Sollte eher über eine Stärkung der bundesweiten direkten Demokratie nachgedacht werden oder doch mehr über die föderale?

Bußjäger: Die Gemeinde- oder Länderebene ist besser geeignet. Die Dinge sind hier überschaubarer.

Welche direktdemokratischen Instrumente sollte man dort stärken?

Bußjäger: Man reduziert die Diskussion oft darauf, dass es mehr Abstimmungen geben sollte. Es gibt aber ein weiteres Feld der Bürgerbeteiligung. Es wird zum Beispiel jeder Gesetzesentwurf der Vorarlberger Landesregierung einer öffentlichen Begutachtung unterzogen. Da können nicht nur Interessenvertreter wie die Arbeiter- oder Wirtschaftskammer, sondern auch jeder und jede Einzelne dazu Stellung nehmen. Wenn dem nicht Rechnung getragen wird, muss es begründet werden.

Welche Möglichkeiten sehen Sie auf Bundesebene?

Bußjäger: Man könnte sich überlegen, ein sogenanntes Veto-Referendum einzuführen, bei dem Bürger eine Volksabstimmung über ein Gesetz verlangen können. Wo ich gewisse Vorbehalte verstehe, ist, wenn ein Volksbegehren automatisch zur Volksabstimmung führen könnte. Da ist für mich eher die Volksbefragung denkbar.

Vorarlberg war Vorreiter, und viele Länder haben Instrumente übernommen.

Stichwort. Direktdemokratische Elemente in Vorarlberg

Vorarlberg hat das Instrument der direkten Demokratie im Artikel 1 in der Vorarlberger Landesverfassung festgeschrieben: „Das Land bekennt sich zur direkten Demokratie in Form von Volksbegehren, Volksabstimmungen und Volksbefragungen und fördert auch andere Formen der partizipativen Demokratie.“

Volksabstimmung: Zugangshürde ist die Unterstützung von 10.000 Stimmberechtigten bzw. die Unterstützung von 10 der 96 Gemeinden.
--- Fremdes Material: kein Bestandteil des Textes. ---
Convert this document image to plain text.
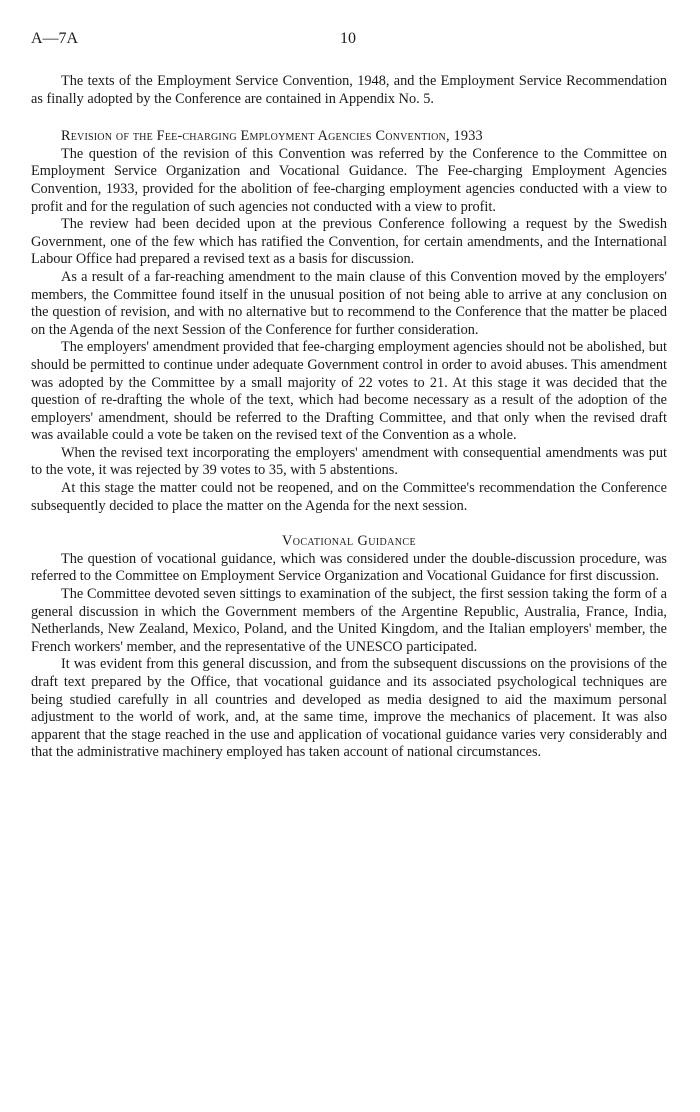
A—7A	10

The texts of the Employment Service Convention, 1948, and the Employment Service Recommendation as finally adopted by the Conference are contained in Appendix No. 5.

Revision of the Fee-charging Employment Agencies Convention, 1933

The question of the revision of this Convention was referred by the Conference to the Committee on Employment Service Organization and Vocational Guidance. The Fee-charging Employment Agencies Convention, 1933, provided for the abolition of fee-charging employment agencies conducted with a view to profit and for the regulation of such agencies not conducted with a view to profit.

The review had been decided upon at the previous Conference following a request by the Swedish Government, one of the few which has ratified the Convention, for certain amendments, and the International Labour Office had prepared a revised text as a basis for discussion.

As a result of a far-reaching amendment to the main clause of this Convention moved by the employers' members, the Committee found itself in the unusual position of not being able to arrive at any conclusion on the question of revision, and with no alternative but to recommend to the Conference that the matter be placed on the Agenda of the next Session of the Conference for further consideration.

The employers' amendment provided that fee-charging employment agencies should not be abolished, but should be permitted to continue under adequate Government control in order to avoid abuses. This amendment was adopted by the Committee by a small majority of 22 votes to 21. At this stage it was decided that the question of re-drafting the whole of the text, which had become necessary as a result of the adoption of the employers' amendment, should be referred to the Drafting Committee, and that only when the revised draft was available could a vote be taken on the revised text of the Convention as a whole.

When the revised text incorporating the employers' amendment with consequential amendments was put to the vote, it was rejected by 39 votes to 35, with 5 abstentions.

At this stage the matter could not be reopened, and on the Committee's recommendation the Conference subsequently decided to place the matter on the Agenda for the next session.

Vocational Guidance

The question of vocational guidance, which was considered under the double-discussion procedure, was referred to the Committee on Employment Service Organization and Vocational Guidance for first discussion.

The Committee devoted seven sittings to examination of the subject, the first session taking the form of a general discussion in which the Government members of the Argentine Republic, Australia, France, India, Netherlands, New Zealand, Mexico, Poland, and the United Kingdom, and the Italian employers' member, the French workers' member, and the representative of the UNESCO participated.

It was evident from this general discussion, and from the subsequent discussions on the provisions of the draft text prepared by the Office, that vocational guidance and its associated psychological techniques are being studied carefully in all countries and developed as media designed to aid the maximum personal adjustment to the world of work, and, at the same time, improve the mechanics of placement. It was also apparent that the stage reached in the use and application of vocational guidance varies very considerably and that the administrative machinery employed has taken account of national circumstances.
Volksbegehren: Zugangshürde 1,9 % der Stimmberechtigten, wird ein Anliegen von mindestens 10 % unterstützt und kommt der Landtag dem Volksbegehren nicht nach, ist eine Volksabstimmung abzuhalten. Einem Beschluss des Verfassungsgerichtshofs zufolge muss sich der Landtag nicht an das Ergebnis halten. Um ein Volksbegehren zu unterstützen, muss die Bevölkerung nicht aufs Gemeindeamt gehen, sondern kann auch auf der Straße Unterschriften sammeln.

Stellungnahmen zu jeder Regierungsvorlage: Diese werden in zusammengefasster Form mit dem Gesetzesentwurf dem Landtag übermittelt.

Prüfung eines bestimmten Verwaltungsaktes durch den Landesrechnungshof: Zugangshürde ist die Unterstützung von 5000 Stimmberechtigten.

Bürgerräte: Werden halbjährlich landesweit durchgeführt. Etwa 15 zufällig ausgewählte Bürgerinnen und Bürger entwickeln in ca. 2 Tagen Lösungs- und Verbesserungsvorschläge zu Themen, die sie interessieren.